REVIEW: Seeking a Friend for the End of the World Falters With Forced Romance
If the world were ending imminently — say, in three weeks — would you throw off the shackles of social confines and indulge in every crazy impulse the moment inspired? Would you seek out your loved ones in order to spend your last days in their company? Would you just stay put and continue on as normal right up until the final moment? Seeking a Friend for the End of the World, the directorial debut of Nick and Norah's Infinite Playlist writer Lorene Scafaria, combines a deviously tragicomic take on the approaching annihilation of mankind with a irritatingly unconvincing and unnecessary love story.
Until romance reluctantly but unavoidably creaks into the story (seeking a friend, my ass), the film starts off so well, exploring the most prosaic of upcoming apocalypses as seen through the eyes of Dodge (Steve Carell), a man whose life has been largely unexceptional and is now about to come to an end, along with most everyone else's. (One of the film's nice touches is an overheard radio broadcast about how the planet's best and brightest are being gathered into some kind of ark — a standard issue global cataclysm plot point never touched on again, because the characters in this film aren't exceptional enough to be plucked up.) At the outset beginning, he and his wife listen to a news announcement about how a last effort to stop a giant asteroid headed toward us has failed, and that impact was in an estimated 21 days. She looks at him, and then runs for the hills, never to be seen again.
For a while, Dodge keeps going into work at his insurance company, where his boss notes that the few remaining employees are allowed to dress like it's casual Friday every day, and wonders if anyone would like to take over as CFO. On the TV, there's news that air travel has ended and cell phones are no longer working. At a dinner party being thrown by Dodge's friends Warren (Rob Corddry) and Diane (Connie Britton), polite talk about what attendees plan to do with the rest of their time (one member suggests she's going to finally take that pottery class she's been meaning to) devolves into wild debauchery, getting the children drunk and someone arriving with hard drugs like you would a nice bottle of wine for the table.
"I regret my entire life," Dodge says, and seems ready to let that be the sentiment with which he waits out Armageddon, until he has a chance encounter with his neighbor Penny (Keira Knightley), a flaky, teary Brit who has just broken up with her boyfriend Owen (Adam Brody) and now mourns the fact that she has no way to make it back to England to see her family one last time. She also has a pile of his letters that were accidentally put in her box — three years worth — including one from his high school girlfriend saying he's the love of her life. Penny has a car and Dodge knows someone who has a plane, and the two make a deal to help each other get where they need to go.

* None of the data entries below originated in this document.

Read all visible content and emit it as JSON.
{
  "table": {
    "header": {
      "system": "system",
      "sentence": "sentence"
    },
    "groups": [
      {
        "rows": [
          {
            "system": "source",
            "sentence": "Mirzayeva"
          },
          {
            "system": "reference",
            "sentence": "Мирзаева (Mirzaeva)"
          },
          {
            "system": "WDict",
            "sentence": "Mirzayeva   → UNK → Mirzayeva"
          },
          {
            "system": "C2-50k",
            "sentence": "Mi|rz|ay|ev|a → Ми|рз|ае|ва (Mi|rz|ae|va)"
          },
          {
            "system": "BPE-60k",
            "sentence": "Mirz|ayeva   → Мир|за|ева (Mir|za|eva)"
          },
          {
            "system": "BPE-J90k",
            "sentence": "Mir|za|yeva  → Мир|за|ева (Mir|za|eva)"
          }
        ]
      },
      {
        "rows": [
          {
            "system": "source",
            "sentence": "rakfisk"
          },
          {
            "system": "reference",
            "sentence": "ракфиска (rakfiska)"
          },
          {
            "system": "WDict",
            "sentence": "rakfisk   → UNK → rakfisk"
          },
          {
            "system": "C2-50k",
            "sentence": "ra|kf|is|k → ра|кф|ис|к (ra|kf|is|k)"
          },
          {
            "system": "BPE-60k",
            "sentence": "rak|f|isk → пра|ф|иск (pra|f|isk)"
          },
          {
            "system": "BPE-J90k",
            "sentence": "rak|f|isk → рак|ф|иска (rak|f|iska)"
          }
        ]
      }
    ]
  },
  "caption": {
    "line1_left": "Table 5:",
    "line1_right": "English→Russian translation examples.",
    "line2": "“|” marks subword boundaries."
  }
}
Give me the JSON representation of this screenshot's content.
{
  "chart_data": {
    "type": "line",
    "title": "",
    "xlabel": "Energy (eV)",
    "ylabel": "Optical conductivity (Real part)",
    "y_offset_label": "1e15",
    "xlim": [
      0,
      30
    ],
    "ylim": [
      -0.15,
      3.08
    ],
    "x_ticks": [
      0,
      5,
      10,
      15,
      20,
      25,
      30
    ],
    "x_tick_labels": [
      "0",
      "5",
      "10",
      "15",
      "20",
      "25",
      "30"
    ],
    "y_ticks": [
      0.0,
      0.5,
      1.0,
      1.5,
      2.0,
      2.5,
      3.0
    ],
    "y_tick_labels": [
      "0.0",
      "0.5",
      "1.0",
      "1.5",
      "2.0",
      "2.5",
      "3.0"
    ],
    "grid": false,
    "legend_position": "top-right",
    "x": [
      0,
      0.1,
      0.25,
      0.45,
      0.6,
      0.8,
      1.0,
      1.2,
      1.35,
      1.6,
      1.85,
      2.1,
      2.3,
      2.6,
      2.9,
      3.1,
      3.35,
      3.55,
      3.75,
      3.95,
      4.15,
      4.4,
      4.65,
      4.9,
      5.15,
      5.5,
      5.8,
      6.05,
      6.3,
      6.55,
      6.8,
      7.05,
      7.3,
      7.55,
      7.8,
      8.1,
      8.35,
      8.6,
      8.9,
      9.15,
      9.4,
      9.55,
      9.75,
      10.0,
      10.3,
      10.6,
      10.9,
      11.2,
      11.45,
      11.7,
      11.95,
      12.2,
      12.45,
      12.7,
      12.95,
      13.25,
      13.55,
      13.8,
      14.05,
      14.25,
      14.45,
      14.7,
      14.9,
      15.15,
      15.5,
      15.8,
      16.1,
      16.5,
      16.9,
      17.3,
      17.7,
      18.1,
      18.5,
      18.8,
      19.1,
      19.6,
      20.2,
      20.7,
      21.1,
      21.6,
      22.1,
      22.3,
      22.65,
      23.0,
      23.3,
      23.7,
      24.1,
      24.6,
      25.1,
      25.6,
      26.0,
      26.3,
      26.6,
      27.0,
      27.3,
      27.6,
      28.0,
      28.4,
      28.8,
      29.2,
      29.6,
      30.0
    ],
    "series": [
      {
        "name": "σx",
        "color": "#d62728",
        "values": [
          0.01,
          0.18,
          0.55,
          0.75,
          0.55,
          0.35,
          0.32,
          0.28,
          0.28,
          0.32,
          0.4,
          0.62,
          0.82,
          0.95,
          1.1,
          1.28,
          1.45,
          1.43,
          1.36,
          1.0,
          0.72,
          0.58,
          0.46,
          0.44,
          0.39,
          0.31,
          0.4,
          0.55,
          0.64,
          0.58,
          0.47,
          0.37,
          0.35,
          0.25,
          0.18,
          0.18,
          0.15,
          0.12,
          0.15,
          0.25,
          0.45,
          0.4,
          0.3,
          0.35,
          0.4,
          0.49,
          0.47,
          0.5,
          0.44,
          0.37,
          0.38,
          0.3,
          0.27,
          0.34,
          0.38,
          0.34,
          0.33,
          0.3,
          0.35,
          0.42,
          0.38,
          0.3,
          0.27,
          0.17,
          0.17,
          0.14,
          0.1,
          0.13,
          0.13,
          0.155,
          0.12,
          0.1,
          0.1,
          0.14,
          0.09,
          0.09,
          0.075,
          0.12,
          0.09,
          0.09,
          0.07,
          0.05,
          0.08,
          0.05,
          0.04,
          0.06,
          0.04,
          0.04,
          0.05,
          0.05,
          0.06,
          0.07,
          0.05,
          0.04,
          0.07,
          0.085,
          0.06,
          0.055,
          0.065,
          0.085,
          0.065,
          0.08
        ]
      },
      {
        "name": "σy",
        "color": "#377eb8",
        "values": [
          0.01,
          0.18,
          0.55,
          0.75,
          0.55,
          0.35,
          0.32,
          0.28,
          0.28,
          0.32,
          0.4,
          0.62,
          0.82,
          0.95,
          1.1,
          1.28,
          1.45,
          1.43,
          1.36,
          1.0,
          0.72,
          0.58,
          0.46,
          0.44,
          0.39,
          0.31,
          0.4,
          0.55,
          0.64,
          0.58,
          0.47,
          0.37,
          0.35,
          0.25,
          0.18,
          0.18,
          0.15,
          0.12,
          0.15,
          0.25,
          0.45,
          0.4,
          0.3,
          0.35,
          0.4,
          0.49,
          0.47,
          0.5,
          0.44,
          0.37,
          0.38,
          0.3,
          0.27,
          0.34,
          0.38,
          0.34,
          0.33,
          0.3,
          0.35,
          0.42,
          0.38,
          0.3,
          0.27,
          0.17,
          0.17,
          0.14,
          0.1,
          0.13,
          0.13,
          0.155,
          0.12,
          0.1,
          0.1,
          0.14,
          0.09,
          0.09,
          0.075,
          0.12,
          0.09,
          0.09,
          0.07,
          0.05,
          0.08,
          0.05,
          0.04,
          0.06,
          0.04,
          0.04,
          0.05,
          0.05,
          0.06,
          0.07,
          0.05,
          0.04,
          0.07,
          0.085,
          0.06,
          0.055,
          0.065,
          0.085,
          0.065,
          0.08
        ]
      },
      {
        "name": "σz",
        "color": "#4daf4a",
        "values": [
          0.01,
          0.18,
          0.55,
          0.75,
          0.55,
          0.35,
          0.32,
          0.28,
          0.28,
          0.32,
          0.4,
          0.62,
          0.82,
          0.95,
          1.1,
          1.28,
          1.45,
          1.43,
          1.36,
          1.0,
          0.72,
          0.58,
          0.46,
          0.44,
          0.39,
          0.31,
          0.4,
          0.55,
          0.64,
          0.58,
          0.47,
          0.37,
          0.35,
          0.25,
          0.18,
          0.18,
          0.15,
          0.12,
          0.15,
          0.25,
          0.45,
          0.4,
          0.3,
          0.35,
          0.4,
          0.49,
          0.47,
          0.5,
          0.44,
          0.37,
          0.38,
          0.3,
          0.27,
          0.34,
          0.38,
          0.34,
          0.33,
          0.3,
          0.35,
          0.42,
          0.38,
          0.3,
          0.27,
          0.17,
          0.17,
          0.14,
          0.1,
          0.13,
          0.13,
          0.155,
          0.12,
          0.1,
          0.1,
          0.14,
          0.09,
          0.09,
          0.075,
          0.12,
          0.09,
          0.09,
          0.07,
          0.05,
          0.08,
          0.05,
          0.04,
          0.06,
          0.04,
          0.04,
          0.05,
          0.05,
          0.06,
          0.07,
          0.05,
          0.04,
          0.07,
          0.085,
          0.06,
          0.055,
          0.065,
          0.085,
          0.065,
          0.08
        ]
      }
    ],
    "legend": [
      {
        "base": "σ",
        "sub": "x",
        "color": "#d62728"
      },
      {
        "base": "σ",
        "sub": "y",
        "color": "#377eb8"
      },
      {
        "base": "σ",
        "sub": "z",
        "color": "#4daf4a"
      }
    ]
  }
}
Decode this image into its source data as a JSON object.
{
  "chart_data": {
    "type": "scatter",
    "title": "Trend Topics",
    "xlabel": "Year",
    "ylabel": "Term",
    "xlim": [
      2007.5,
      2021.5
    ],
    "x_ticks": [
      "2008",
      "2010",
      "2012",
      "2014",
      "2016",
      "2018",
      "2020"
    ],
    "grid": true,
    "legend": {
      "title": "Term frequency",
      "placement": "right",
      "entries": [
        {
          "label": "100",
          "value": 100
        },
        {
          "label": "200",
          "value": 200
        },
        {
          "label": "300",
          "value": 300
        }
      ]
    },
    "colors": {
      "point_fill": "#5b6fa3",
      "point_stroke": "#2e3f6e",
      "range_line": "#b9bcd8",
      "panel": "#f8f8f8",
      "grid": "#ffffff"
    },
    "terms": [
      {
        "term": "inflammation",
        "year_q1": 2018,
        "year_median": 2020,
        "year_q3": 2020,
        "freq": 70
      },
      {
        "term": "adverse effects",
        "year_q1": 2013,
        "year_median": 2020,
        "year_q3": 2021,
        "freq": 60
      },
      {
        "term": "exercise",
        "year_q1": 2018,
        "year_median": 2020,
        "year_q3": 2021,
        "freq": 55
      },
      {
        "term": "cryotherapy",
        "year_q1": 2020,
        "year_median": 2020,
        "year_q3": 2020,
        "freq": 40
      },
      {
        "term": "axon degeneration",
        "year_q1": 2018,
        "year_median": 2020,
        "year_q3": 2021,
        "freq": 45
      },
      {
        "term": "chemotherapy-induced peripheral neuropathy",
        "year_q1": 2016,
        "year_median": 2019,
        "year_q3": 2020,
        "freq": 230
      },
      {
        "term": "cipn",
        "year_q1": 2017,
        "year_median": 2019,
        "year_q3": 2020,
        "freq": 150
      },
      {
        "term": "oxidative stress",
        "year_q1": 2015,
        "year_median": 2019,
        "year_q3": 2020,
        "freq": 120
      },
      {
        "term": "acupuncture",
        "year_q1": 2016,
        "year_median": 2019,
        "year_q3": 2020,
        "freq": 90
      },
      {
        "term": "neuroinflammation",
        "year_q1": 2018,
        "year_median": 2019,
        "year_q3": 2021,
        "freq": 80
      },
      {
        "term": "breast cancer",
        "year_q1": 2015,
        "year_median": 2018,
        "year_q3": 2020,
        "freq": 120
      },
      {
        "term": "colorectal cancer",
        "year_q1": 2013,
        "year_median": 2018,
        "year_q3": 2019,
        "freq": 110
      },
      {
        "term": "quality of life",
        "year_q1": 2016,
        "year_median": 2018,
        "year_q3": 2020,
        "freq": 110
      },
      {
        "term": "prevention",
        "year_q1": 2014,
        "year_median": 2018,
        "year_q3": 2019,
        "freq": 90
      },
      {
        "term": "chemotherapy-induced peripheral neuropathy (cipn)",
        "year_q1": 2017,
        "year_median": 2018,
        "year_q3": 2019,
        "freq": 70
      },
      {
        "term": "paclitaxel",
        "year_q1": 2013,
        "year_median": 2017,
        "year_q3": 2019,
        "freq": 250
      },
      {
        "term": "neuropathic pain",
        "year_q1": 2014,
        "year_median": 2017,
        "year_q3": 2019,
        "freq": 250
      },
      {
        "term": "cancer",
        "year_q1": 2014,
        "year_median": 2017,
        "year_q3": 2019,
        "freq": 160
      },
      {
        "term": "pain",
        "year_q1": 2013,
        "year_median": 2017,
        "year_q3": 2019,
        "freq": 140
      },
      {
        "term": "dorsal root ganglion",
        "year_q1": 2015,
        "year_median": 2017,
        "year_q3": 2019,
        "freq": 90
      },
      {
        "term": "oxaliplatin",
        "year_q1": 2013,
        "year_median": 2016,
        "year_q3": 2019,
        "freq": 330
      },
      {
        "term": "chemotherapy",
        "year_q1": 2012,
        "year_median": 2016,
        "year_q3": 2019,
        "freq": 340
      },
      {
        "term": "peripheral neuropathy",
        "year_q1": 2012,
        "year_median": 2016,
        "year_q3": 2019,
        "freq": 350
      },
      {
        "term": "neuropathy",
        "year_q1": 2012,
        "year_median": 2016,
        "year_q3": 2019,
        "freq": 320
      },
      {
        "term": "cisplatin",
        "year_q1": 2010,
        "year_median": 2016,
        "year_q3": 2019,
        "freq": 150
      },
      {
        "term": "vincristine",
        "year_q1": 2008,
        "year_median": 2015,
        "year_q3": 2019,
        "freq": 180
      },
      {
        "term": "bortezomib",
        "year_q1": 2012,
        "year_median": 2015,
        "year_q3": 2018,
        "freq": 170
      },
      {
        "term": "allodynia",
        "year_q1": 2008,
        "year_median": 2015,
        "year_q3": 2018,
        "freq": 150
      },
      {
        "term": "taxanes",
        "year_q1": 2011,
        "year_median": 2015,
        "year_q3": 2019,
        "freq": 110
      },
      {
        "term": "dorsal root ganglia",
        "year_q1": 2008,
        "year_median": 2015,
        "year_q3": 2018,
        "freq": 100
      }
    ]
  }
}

Seeking a Friend for the End of the World is primarily a meander through random encounters on the road toward Dodge's old sweetheart, most of them wild-eyed but sweet — aside from a riot that springs up in Los-Angeles-barely-pretending-to-be-New-York, where the pair live, the film's world is good-hearted even when faced with impending doom. Whether encountering survivalists or the dedicated, giddy employees of a chain restaurant, everyone quivers with a delirious what-the-hell vibe that's melancholy and amusing.
Our obsession with the apocalypse is stronger than ever — it practically merits its own movie subsection, if its too scattered to be a genre. There's no reason why the end of the world shouldn't get the romantic comedy treatment, but the connection that springs up between Dodge and Penny feels awkward and forced. It's not just that Carell is 22 years older than Knightley, or that the process in which he falls in love with her consists of him staring puppy-dog like while she weeps on the phone to her family — it's that the idea of two people finding an unexpected connection to one another and offering up kindness in desperate times is actually much more touching than the insistence that they're last-minute soulmates.
Carell and Knightley have no spark of romantic chemistry between them — in fact, they actually clash in more interesting ways, with Dodge being a morose wet blanket and Penny coming across as a disaster who tends to allow major mistake to happen and then cry about them. The things they stumble onto — dinner in an abandoned house, a line of people headed to the beach — have a warm, wistful tangibility to them, in the way that you'd think the conscious gathering of last experiences would. Seeking a Friend for the End of the World's effusive declarations of love just seem like the stagey stuff of movies — they've got nothing on the moment in which Dodge lies on the carpet and listens the Walker Brothers' "The Sun Ain't Gonna Shine (Anymore)" on vinyl while he waits for the earth to be destroyed.